6. The aquaculture management system based on the amoeba management model according to claim 1, characterized in that, The performance score of the Amoeba Management module is calculated using virtual profit and job value coefficient. The job value coefficient is calculated by comprehensively considering three dimensions: responsibility complexity, years of work experience, and historical performance results. Responsibility complexity is divided according to the difficulty of the pig house unit's breeding stage, years of work experience are calculated cumulatively based on actual years of work experience, and historical performance results are determined based on the average performance over a preset period of time.
7. The aquaculture management system based on the amoeba management model according to claim 1, characterized in that, The system also includes a PC terminal, an APP terminal, and a mini-program terminal. The PC terminal is equipped with system management, warehouse management, production data collection management, process management, statistical analysis, and intelligent IoT system. The APP terminal is equipped with basic management, production data collection, and key production report functions. The mini-program terminal is equipped with production reminders, production and operation reports, and collaborative office functions. The PC terminal, APP terminal, and mini-program terminal are all connected to the data processing unit.

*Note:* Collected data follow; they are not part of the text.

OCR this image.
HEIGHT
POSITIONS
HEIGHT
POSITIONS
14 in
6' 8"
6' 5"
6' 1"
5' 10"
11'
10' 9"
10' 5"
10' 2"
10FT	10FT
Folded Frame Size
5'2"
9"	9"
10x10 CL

8. The aquaculture management system based on the amoeba management model according to claim 7, characterized in that, The PC-based statistical analysis functions include business analysis and production analysis. Business analysis displays the virtual profit, cost structure, input-output ratio, and year-on-year and month-on-month changes of each pig house unit. Production analysis displays data on pig survival rate, weight gain rate, feed conversion rate, and average breeding cycle. All data are generated based on the calculation and analysis results of the data processing unit.
9. The aquaculture management system based on the amoeba management model according to claim 7, characterized in that, The intelligent IoT system connects the feed tower feeding system, the weighbridge weighing system, the access control system, the video surveillance system, the wastewater treatment system, and the environmental monitoring system. The feed tower feeding system records feed output data, the weighbridge weighing system collects pig weight data and associates it with the unique ID number of the RFID ear tag, the access control system records personnel entry and exit data, the video surveillance system transmits monitoring images and analyzes abnormal pig behavior, the wastewater treatment system records wastewater treatment data, and the environmental monitoring system integrates data from various sensors and generates environmental quality reports.
10. The aquaculture management system based on the amoeba management model according to claim 1, characterized in that, The data processing unit is also equipped with an early warning module. The early warning module sets virtual profit early warning thresholds, cost consumption early warning thresholds, and health status early warning thresholds. When a unit's relevant indicators are detected to reach the early warning threshold, the early warning module sends early warning information through the APP and mini-program. At the same time, the abnormal unit is marked and an abnormal analysis report is generated in the statistical analysis module on the PC.